The evaluations paint a sobering picture. Current VLMs struggle significantly with dual-arm coordination and exhibit limited robustness when contingencies occur. The performance gap between clean-environment benchmarks and contingency-injected evaluation is substantial—which means the field has been measuring the wrong thing.
Failure Modes as Safety Concerns
The failure modes that DualTHOR surfaces are not merely performance problems. Each maps directly onto a class of safety risk for physically deployed systems:
Failure detection gaps: If a VLM doesn’t recognize that a grasp failed, it may proceed with subsequent steps that assume a held object—causing drops, collisions, or uncontrolled contact forces. In a household with fragile objects or human bystanders, this is a genuine hazard. DualTHOR makes this failure mode measurable and reproducible, a prerequisite for fixing it.

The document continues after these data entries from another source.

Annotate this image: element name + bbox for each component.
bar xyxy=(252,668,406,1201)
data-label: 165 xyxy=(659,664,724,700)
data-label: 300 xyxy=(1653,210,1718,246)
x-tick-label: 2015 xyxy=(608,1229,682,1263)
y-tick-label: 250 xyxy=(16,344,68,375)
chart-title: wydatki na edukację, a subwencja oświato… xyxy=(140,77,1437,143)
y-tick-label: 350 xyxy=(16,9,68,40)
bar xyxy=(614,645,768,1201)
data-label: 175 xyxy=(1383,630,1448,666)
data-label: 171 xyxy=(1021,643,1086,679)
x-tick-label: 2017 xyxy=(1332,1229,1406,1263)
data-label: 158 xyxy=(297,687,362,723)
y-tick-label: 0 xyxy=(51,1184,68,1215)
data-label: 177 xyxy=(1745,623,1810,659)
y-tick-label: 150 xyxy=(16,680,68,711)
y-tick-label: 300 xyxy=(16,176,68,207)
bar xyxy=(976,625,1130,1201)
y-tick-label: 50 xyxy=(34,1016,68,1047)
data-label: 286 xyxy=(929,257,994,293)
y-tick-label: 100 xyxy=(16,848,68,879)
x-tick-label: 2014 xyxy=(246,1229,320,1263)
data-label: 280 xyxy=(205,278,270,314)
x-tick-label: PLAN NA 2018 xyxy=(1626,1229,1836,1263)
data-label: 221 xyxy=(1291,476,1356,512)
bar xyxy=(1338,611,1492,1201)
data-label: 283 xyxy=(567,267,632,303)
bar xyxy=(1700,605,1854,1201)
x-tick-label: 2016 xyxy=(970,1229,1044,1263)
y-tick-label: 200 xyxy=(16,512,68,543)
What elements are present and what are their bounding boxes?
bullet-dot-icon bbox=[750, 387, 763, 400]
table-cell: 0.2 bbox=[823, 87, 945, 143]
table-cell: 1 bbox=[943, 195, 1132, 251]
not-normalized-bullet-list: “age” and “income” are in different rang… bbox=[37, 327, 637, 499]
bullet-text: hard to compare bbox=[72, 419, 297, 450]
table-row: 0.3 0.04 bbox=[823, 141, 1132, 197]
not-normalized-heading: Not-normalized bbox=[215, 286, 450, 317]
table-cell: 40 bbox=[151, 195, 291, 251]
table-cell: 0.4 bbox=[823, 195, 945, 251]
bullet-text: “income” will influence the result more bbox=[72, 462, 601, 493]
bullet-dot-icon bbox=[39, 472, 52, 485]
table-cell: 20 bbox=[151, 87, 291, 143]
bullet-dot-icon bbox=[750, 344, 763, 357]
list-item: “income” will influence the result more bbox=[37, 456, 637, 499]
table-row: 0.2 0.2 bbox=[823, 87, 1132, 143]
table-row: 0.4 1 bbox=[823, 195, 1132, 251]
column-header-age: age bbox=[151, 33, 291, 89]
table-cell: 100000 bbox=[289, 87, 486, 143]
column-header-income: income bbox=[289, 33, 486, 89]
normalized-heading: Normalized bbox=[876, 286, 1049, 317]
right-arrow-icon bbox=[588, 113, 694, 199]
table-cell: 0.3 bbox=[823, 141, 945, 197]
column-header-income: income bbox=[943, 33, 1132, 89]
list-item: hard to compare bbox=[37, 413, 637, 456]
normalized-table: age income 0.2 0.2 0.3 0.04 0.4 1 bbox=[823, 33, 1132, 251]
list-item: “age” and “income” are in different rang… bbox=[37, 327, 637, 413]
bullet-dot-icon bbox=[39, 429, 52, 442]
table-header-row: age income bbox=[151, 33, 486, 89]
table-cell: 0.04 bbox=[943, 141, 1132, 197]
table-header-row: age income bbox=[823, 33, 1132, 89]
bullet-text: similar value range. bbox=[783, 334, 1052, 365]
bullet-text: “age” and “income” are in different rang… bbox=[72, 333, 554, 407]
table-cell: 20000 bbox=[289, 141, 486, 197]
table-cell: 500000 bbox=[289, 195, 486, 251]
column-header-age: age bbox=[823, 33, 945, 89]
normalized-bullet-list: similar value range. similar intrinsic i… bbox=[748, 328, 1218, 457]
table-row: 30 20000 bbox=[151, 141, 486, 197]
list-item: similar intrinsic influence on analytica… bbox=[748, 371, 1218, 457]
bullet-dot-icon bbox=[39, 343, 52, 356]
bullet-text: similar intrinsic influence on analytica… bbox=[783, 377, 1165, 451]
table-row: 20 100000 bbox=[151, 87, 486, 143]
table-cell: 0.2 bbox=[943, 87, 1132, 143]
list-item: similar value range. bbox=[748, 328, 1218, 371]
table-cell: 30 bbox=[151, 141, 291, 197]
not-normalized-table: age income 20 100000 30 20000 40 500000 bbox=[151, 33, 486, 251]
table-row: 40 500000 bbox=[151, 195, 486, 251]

Sequential brittleness and cascades: Dual-arm manipulation involves tightly coupled action sequences where early failures propagate through the plan. An object set down in the wrong position invalidates subsequent grasps; a failed pour leads to spilled liquid that now becomes an obstacle. DualTHOR’s task suite specifically targets these cascades, surfacing how a single contingency early in a long-horizon task can render the rest of the plan not just ineffective but actively unsafe.
Robustness gaps versus generalization gaps: The paper distinguishes between a model failing because it hasn’t seen a task type before (generalization) and failing because a task it knows is disrupted mid-execution (robustness). Safety-critical deployment requires robustness, not just generalization. A VLM that can plan a table-setting task from scratch but cannot recover when a cup slips is not ready for real-world deployment.
Sim-to-Real Transfer of Safety Properties
Most sim-to-real research focuses on transferring task performance—making models trained in simulation work in the physical world. DualTHOR reframes the question: can we also transfer safety behaviors? A model trained in a contingency-rich simulation should develop internal representations of failure states and recovery strategies that remain useful when physical reality introduces its own surprises.
This reframing connects to a broader thesis in embodied AI safety: that safety cannot be added after the fact through external monitors alone. It must be learned, and to be learned, it must be practiced. Simulation environments that systematically exclude failure modes will produce agents that have never had to reason about recovery—which makes them brittle by design.
The authors’ finding that current VLMs “exhibit limited robustness in realistic environments with contingencies” is precisely the kind of honest evaluation that the field needs more of. DualTHOR provides the infrastructure to generate this evaluation at scale.
Implications for VLA Safety Research
For researchers working on safety in VLA systems, DualTHOR offers several things at once: a benchmark that measures what actually matters for deployment, a training environment that practices contingency awareness, and a diagnostic tool for identifying the specific failure modes that current architectures handle poorly.
The dual-arm focus is also worth noting in the context of the broader AI safety landscape. Humanoid robots with two arms are increasingly the target morphology for general-purpose physical AI. Evaluation frameworks designed for single-arm manipulation or simplified robot morphologies will not catch the failure modes that emerge from coordinated bimanual tasks. Building the evaluation infrastructure now, before deployment scales up, is exactly the kind of proactive safety work that makes later disasters less likely.